SAN JOSE, Calif. -- With COVID-19 cases rising again in the Bay Area, parents have a new consideration for protecting their children this week: The Food and Drug Administration granted emergency use authorization Tuesday for kids ages 5-11 to get a booster shot of Pfizer’s COVID-19 vaccine.
So should they? Tuesday’s announcement didn’t include much guidance for parents, who may have a mountain of questions about what to do next. Here’s a few questions and answers about the latest on boosters and vaccines for kids:
Q Are the boosters available for kids now?
A The FDA’s authorization allows medical staff to give kids their third shots. But that doesn’t necessarily mean you can get one today. County health departments, health care providers, including Kaiser Permanente and Sutter Health, and major pharmacies such as CVS say they are awaiting further guidance from the Centers for Disease Control and Prevention, whose vaccine experts are scheduled to meet Thursday.
Q When will kids be able to get boosted?
A The FDA says boosters should be given “at least five months after completion of a primary series” with Pfizer’s COVID-19 vaccine, which was initially authorized for kids 5-11 in October. So far only 29% of kids that age are fully vaccinated.
Q Are kids this age really at risk from the virus?

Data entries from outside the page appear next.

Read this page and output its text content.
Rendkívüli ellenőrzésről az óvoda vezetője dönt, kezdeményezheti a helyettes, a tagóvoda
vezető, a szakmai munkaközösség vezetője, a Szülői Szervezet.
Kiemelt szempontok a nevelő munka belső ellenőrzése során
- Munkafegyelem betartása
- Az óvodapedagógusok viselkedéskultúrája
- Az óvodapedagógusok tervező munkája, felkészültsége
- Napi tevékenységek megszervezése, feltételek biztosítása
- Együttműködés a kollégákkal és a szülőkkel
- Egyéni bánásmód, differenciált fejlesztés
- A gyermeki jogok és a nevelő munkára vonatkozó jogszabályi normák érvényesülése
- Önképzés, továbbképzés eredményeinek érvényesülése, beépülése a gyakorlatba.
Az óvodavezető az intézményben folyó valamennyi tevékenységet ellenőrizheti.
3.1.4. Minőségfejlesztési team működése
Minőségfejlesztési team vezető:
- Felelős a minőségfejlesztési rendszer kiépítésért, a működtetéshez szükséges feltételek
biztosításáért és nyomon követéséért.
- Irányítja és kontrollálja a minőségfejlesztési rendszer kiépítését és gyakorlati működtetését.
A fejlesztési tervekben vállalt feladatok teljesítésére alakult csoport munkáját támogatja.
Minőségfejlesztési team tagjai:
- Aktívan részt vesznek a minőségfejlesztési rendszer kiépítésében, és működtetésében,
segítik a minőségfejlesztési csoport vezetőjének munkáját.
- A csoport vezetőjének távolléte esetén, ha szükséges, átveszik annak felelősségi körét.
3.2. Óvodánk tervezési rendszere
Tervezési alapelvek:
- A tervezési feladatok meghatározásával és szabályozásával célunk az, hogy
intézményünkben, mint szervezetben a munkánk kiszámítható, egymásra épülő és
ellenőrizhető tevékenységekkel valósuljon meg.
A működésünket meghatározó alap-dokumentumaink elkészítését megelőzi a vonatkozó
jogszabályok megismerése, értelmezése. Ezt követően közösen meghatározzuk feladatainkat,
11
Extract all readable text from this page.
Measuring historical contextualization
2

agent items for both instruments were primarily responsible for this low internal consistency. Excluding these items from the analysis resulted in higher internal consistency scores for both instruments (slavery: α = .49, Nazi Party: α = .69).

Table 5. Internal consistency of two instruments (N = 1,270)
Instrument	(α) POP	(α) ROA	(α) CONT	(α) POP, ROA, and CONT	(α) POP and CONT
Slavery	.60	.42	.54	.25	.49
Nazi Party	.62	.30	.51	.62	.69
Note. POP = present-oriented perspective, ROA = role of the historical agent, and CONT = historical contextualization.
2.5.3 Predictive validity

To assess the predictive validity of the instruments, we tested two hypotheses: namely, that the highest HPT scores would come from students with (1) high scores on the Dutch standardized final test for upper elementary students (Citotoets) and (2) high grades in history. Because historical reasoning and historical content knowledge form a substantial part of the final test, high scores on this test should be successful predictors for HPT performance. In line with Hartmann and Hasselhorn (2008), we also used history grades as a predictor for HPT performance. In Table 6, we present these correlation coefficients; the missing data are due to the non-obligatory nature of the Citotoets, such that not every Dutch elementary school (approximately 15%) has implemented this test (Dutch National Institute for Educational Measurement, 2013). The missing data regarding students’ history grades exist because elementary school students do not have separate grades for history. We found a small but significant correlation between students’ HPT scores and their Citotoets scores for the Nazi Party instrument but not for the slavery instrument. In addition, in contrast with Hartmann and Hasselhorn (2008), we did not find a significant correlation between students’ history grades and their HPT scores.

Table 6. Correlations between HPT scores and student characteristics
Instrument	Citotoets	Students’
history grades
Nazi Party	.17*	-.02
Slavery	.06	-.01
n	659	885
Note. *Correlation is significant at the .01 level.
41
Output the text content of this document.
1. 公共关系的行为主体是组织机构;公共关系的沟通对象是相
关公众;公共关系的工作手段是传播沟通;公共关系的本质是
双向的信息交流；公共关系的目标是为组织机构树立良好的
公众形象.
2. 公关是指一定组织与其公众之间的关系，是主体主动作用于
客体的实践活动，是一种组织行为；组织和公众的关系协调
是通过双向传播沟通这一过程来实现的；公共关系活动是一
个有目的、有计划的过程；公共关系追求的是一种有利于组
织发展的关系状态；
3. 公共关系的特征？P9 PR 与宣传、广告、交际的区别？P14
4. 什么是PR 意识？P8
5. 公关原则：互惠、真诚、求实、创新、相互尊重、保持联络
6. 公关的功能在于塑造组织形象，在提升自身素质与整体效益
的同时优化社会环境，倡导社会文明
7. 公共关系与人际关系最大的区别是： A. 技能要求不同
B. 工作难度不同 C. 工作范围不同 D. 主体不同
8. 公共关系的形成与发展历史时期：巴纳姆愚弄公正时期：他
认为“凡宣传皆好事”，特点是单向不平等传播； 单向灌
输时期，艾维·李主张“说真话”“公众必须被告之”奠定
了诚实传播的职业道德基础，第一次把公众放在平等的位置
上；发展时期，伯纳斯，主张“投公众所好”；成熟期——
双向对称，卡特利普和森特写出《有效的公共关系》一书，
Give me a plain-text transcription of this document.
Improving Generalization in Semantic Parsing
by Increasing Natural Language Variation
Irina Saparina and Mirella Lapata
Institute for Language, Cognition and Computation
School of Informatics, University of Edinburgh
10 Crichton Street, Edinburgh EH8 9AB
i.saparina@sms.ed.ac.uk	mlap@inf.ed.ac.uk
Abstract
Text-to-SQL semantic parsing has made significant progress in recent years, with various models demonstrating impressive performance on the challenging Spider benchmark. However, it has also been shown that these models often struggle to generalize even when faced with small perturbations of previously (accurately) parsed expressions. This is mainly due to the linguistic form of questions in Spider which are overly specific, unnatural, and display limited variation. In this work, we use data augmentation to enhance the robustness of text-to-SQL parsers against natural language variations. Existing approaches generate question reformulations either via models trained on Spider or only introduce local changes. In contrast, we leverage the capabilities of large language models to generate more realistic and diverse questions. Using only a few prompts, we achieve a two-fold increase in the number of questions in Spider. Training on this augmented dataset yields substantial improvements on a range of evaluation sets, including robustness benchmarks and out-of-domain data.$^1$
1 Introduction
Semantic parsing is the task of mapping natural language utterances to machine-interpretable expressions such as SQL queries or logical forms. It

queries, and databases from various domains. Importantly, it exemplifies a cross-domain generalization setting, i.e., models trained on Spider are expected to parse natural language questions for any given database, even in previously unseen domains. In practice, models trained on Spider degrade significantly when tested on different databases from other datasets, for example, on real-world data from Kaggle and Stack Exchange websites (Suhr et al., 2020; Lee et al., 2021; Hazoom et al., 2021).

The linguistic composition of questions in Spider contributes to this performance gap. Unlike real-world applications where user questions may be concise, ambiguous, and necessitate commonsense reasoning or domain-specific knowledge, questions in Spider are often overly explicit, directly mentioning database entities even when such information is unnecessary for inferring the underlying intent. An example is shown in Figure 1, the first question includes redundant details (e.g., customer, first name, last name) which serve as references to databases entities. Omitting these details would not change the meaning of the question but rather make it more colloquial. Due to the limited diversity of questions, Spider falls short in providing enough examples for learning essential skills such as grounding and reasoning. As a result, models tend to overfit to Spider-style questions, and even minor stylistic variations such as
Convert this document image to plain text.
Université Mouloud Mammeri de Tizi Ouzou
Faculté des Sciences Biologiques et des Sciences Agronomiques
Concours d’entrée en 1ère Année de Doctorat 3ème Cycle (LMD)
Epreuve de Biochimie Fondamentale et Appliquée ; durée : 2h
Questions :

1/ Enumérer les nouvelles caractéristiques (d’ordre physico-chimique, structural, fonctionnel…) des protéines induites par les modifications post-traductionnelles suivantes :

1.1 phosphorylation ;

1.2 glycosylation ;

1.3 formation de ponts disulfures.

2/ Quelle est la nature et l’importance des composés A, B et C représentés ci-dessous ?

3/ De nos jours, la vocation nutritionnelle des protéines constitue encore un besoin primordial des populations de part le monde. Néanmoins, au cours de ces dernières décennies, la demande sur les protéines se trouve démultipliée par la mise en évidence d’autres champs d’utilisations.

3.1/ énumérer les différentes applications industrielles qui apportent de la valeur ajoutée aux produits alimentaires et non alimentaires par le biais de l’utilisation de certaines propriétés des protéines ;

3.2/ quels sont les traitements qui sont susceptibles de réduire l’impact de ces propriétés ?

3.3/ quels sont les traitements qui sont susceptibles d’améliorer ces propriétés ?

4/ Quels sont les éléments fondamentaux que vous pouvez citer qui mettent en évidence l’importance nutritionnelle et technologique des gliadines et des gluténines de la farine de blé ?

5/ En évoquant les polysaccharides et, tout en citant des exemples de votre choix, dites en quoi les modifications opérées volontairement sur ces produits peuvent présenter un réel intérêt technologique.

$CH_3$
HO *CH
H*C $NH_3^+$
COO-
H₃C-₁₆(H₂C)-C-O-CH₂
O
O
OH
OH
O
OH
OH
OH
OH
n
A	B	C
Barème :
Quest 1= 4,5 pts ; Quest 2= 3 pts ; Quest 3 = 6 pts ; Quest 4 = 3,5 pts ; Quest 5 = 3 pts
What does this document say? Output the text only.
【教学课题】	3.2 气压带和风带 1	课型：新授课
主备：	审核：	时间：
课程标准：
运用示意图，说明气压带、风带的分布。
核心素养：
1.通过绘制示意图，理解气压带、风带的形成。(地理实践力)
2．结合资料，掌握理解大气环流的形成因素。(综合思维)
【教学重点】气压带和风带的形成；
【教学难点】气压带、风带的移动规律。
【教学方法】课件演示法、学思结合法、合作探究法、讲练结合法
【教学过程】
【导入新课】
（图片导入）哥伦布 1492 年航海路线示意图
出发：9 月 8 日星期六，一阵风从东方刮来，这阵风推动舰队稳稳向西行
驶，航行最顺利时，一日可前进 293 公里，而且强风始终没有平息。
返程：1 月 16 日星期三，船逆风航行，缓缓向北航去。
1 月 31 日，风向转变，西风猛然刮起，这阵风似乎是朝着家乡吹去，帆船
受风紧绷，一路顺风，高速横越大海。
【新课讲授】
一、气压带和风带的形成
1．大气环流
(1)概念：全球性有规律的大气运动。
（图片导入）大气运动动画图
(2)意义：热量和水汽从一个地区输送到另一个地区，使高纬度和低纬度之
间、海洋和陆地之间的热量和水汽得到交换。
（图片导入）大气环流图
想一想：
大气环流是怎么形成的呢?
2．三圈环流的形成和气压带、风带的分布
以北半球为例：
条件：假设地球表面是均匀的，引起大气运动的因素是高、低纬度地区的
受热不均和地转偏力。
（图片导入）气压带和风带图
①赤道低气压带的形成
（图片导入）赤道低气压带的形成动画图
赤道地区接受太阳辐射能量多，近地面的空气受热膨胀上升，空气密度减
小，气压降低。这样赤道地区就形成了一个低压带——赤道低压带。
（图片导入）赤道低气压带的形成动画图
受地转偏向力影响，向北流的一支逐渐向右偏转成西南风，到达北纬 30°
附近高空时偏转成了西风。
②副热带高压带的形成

A COVID-19 has consistently been deadlier to older people, but children ages 5-11 have died from the disease — a total of 364, according to the CDC. How does that compare to other diseases? During the worst recent influenza season in 2009-2010, 358 pediatric flu-related deaths were reported to the CDC. There were 199 flu-related child deaths reported in 2019-2020, but statistical modeling suggests there may have been up to 434.
Q Why are they authorizing boosters for kids 5-11 now?
A Dr. Peter Marks, who heads the FDA’s Center for Biologics Evaluation and Research, said that “emerging data suggest that vaccine effectiveness against COVID-19 wanes after the second dose of the vaccine in all authorized populations.” He added that the agency has determined “the known and potential benefits” of a booster shot outweigh “its known and potential risks.”